E che se qualche altro politico di prima fila le pensa, sta ben accorto a tenerle per sé. Riporto di seguito i passaggi più significativi:

Una prima importante considerazione, in tal senso, riguarda le cause stesse della crisi, da più parti imputata al mercato, ai suoi princìpi e valori di riferimento e alla sua asserita, strutturale inidoneità a coniugare la logica del profitto con l’interesse generale a una crescita sostenibile e a una distribuzione non sperequata della ricchezza.
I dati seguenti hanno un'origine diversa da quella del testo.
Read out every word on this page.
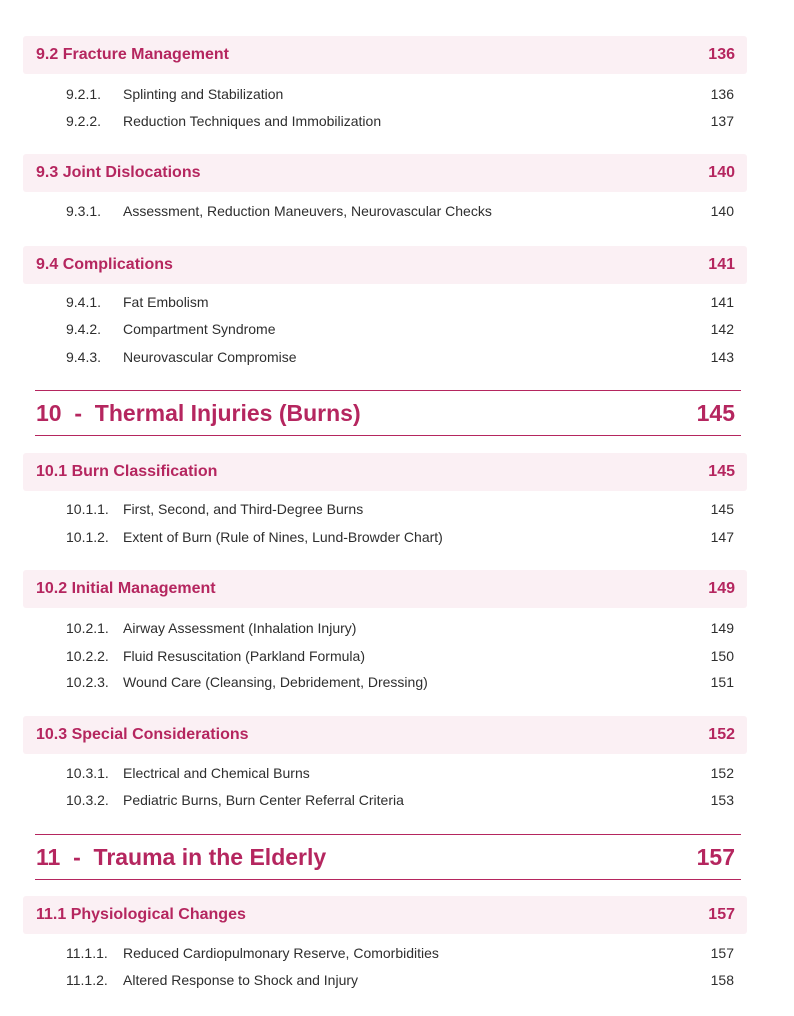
9.2 Fracture Management	136
9.2.1.	Splinting and Stabilization	136
9.2.2.	Reduction Techniques and Immobilization	137
9.3 Joint Dislocations	140
9.3.1.	Assessment, Reduction Maneuvers, Neurovascular Checks	140
9.4 Complications	141
9.4.1.	Fat Embolism	141
9.4.2.	Compartment Syndrome	142
9.4.3.	Neurovascular Compromise	143
10  -  Thermal Injuries (Burns)	145
10.1 Burn Classification	145
10.1.1.	First, Second, and Third-Degree Burns	145
10.1.2.	Extent of Burn (Rule of Nines, Lund-Browder Chart)	147
10.2 Initial Management	149
10.2.1.	Airway Assessment (Inhalation Injury)	149
10.2.2.	Fluid Resuscitation (Parkland Formula)	150
10.2.3.	Wound Care (Cleansing, Debridement, Dressing)	151
10.3 Special Considerations	152
10.3.1.	Electrical and Chemical Burns	152
10.3.2.	Pediatric Burns, Burn Center Referral Criteria	153
11  -  Trauma in the Elderly	157
11.1 Physiological Changes	157
11.1.1.	Reduced Cardiopulmonary Reserve, Comorbidities	157
11.1.2.	Altered Response to Shock and Injury	158
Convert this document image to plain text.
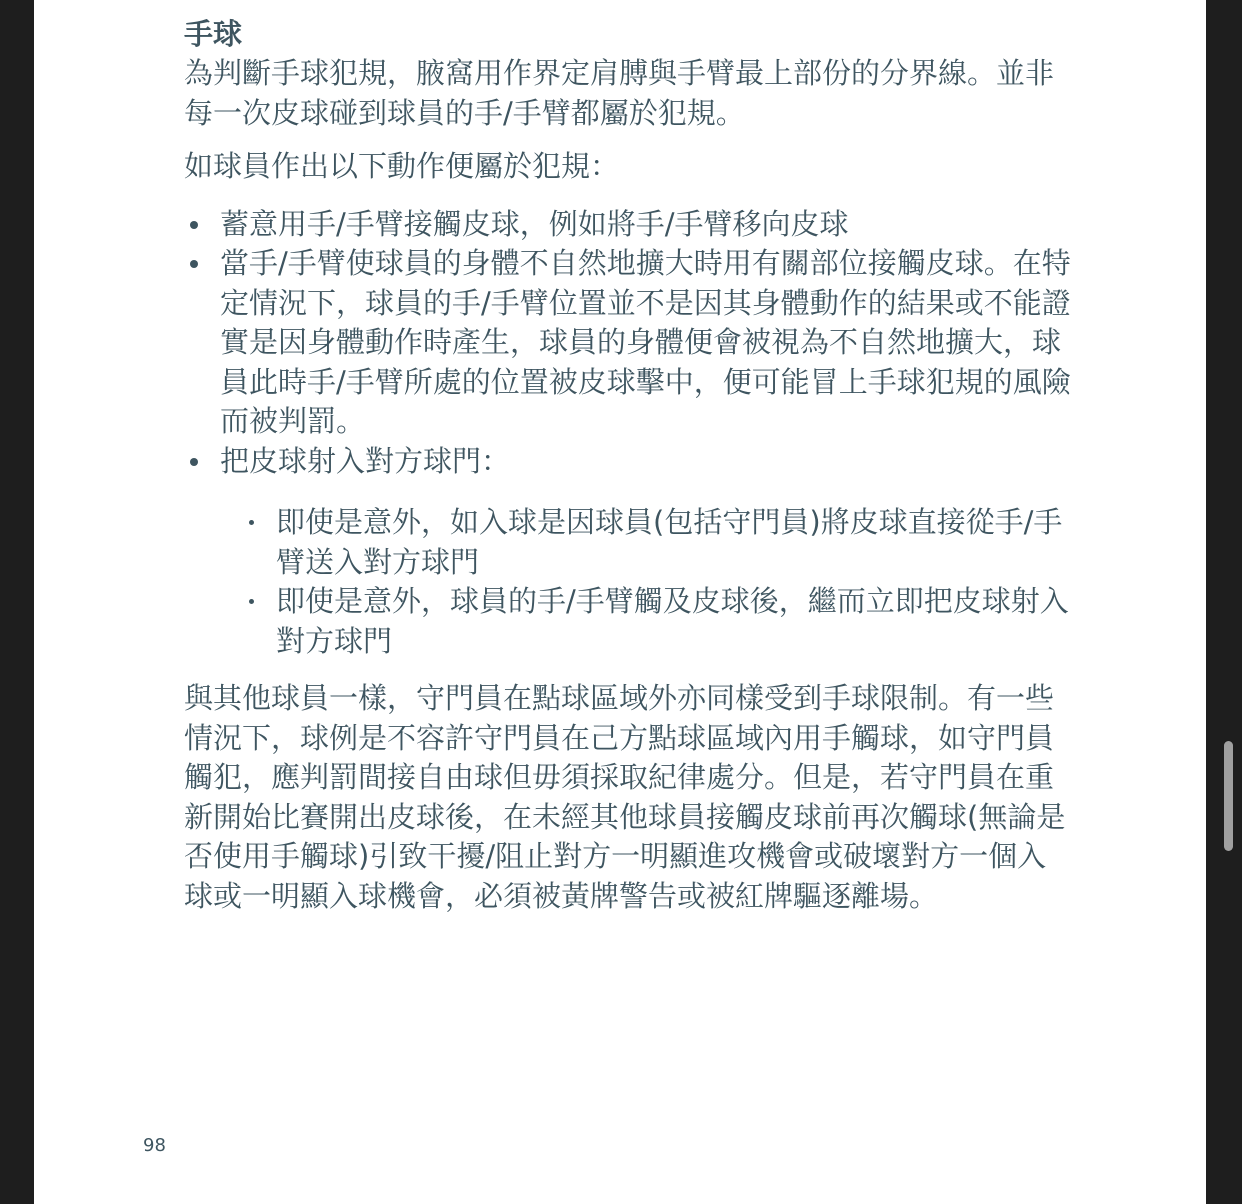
手球

為判斷手球犯規，腋窩用作界定肩膊與手臂最上部份的分界線。並非每一次皮球碰到球員的手/手臂都屬於犯規。

如球員作出以下動作便屬於犯規：

蓄意用手/手臂接觸皮球，例如將手/手臂移向皮球
當手/手臂使球員的身體不自然地擴大時用有關部位接觸皮球。在特定情況下，球員的手/手臂位置並不是因其身體動作的結果或不能證實是因身體動作時產生，球員的身體便會被視為不自然地擴大，球員此時手/手臂所處的位置被皮球擊中，便可能冒上手球犯規的風險而被判罰。
把皮球射入對方球門：
即使是意外，如入球是因球員(包括守門員)將皮球直接從手/手臂送入對方球門
即使是意外，球員的手/手臂觸及皮球後，繼而立即把皮球射入對方球門

與其他球員一樣，守門員在點球區域外亦同樣受到手球限制。有一些情況下，球例是不容許守門員在己方點球區域內用手觸球，如守門員觸犯，應判罰間接自由球但毋須採取紀律處分。但是，若守門員在重新開始比賽開出皮球後，在未經其他球員接觸皮球前再次觸球(無論是否使用手觸球)引致干擾/阻止對方一明顯進攻機會或破壞對方一個入球或一明顯入球機會，必須被黃牌警告或被紅牌驅逐離場。

98
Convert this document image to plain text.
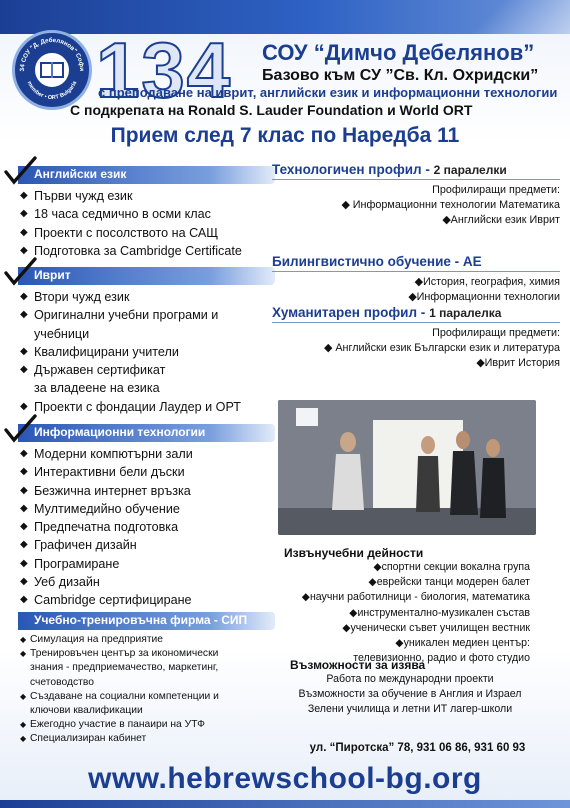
34 СОУ "Д. Дебелянов" Софи
member • ORT Bulgaria 134 СОУ “Димчо Дебелянов”
Базово към СУ ”Св. Кл. Охридски”
с преподаване на иврит, английски език и информационни технологии
С подкрепата на Ronald S. Lauder Foundation и World ORT
Прием след 7 клас по Наредба 11
Английски език
◆ Първи чужд език
◆ 18 часа седмично в осми клас
◆ Проекти с посолството на САЩ
◆ Подготовка за Cambridge Certificate
Иврит
◆ Втори чужд език
◆ Оригинални учебни програми и
учебници
◆ Квалифицирани учители
◆ Държавен сертификат
за владеене на езика
◆ Проекти с фондации Лаудер и ОРТ
Информационни технологии
◆ Модерни компютърни зали
◆ Интерактивни бели дъски
◆ Безжична интернет връзка
◆ Мултимедийно обучение
◆ Предпечатна подготовка
◆ Графичен дизайн
◆ Програмиране
◆ Уеб дизайн
◆ Cambridge сертифициране
Учебно-тренировъчна фирма - СИП
◆ Симулация на предприятие
◆ Тренировъчен център за икономически
знания - предприемачество, маркетинг,
счетоводство
◆ Създаване на социални компетенции и
ключови квалификации
◆ Ежегодно участие в панаири на УТФ
◆ Специализиран кабинет
Технологичен профил - 2 паралелки
Профилиращи предмети:
◆ Информационни технологии Математика
◆Английски език Иврит
Билингвистично обучение - АЕ
◆История, география, химия
◆Информационни технологии
Хуманитарен профил - 1 паралелка
Профилиращи предмети:
◆ Английски език Български език и литература
◆Иврит История
Извънучебни дейности
◆спортни секции вокална група
◆еврейски танци модерен балет
◆научни работилници - биология, математика
◆инструментално-музикален състав
◆ученически съвет училищен вестник
◆уникален медиен център:
телевизионно, радио и фото студио
Възможности за изява
Работа по международни проекти
Възможности за обучение в Англия и Израел
Зелени училища и летни ИТ лагер-школи
ул. “Пиротска” 78, 931 06 86, 931 60 93
www.hebrewschool-bg.org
In questa stessa prospettiva, è stata, da più parti, rivendicata la superiorità dell’intervento pubblico e si è invocata una più estesa presenza dello Stato nell’economia, unitamente all’introduzione di vincoli più stringenti alla libertà di iniziativa economica. Questo diffuso atteggiamento appare quanto meno singolare a fronte di una crisi alla cui genesi hanno contribuito, in misura assolutamente non secondaria, scelte pubbliche errate o insufficienti; in particolare, una inefficace e lacunosa disciplina dei mercati finanziari e politiche monetarie incautamente accomodanti. Il concorso di questi errori ha prodotto una miscela perversa di opacità, conflitti di interesse e distorsioni nel meccanismo di formazione dei prezzi dei titoli. Un vasto numero di intermediari finanziari ha così potuto trasferire su soggetti terzi i rischi eccessivamente elevati – ma non riconoscibili e valutabili dal mercato – assunti nel perseguimento di politiche imprenditoriali fortemente orientate ai risultati di breve periodo piuttosto che ai canoni di una sana e prudente gestione. Le degenerazioni conseguenti a questo assetto squilibrato non possono dunque essere imputate al mercato e alla concorrenza, ma a quell’insieme di fattori distorsivi che ha seriamente alterato quelle condizioni di contesto essenziali al loro corretto funzionamento. Diversamente, finiremmo per confondere cause e sintomi, rischiando di aggravare ulteriormente una situazione già difficile e densa di incognite. Avere ben chiaro come stanno le cose appare oggi tanto più rilevante alla luce dei cambiamenti che la crisi stessa ha determinato, in termini di assetto e prospettive, nel sistema di rapporti tra Stato e mercato. Le necessità dettate dalla fase emergenziale hanno infatti prodotto una significativa inversione di tendenza, dilatando ovunque, e in modo significativo, la presenza pubblica nell’economia, come risposta immediata, e senza alternative, alle esigenze di stabilità dei sistemi bancari, di tutela del risparmio, di protezione sociale e di sostegno alle famiglie e alle imprese.
(…) Occorre, innanzitutto, consolidare i progressi sin qui realizzati in direzione di una maggiore liberalizzazione e apertura concorrenziale dei mercati, mettendo al riparo quanto già acquisito da inopportuni tentativi di restaurazione.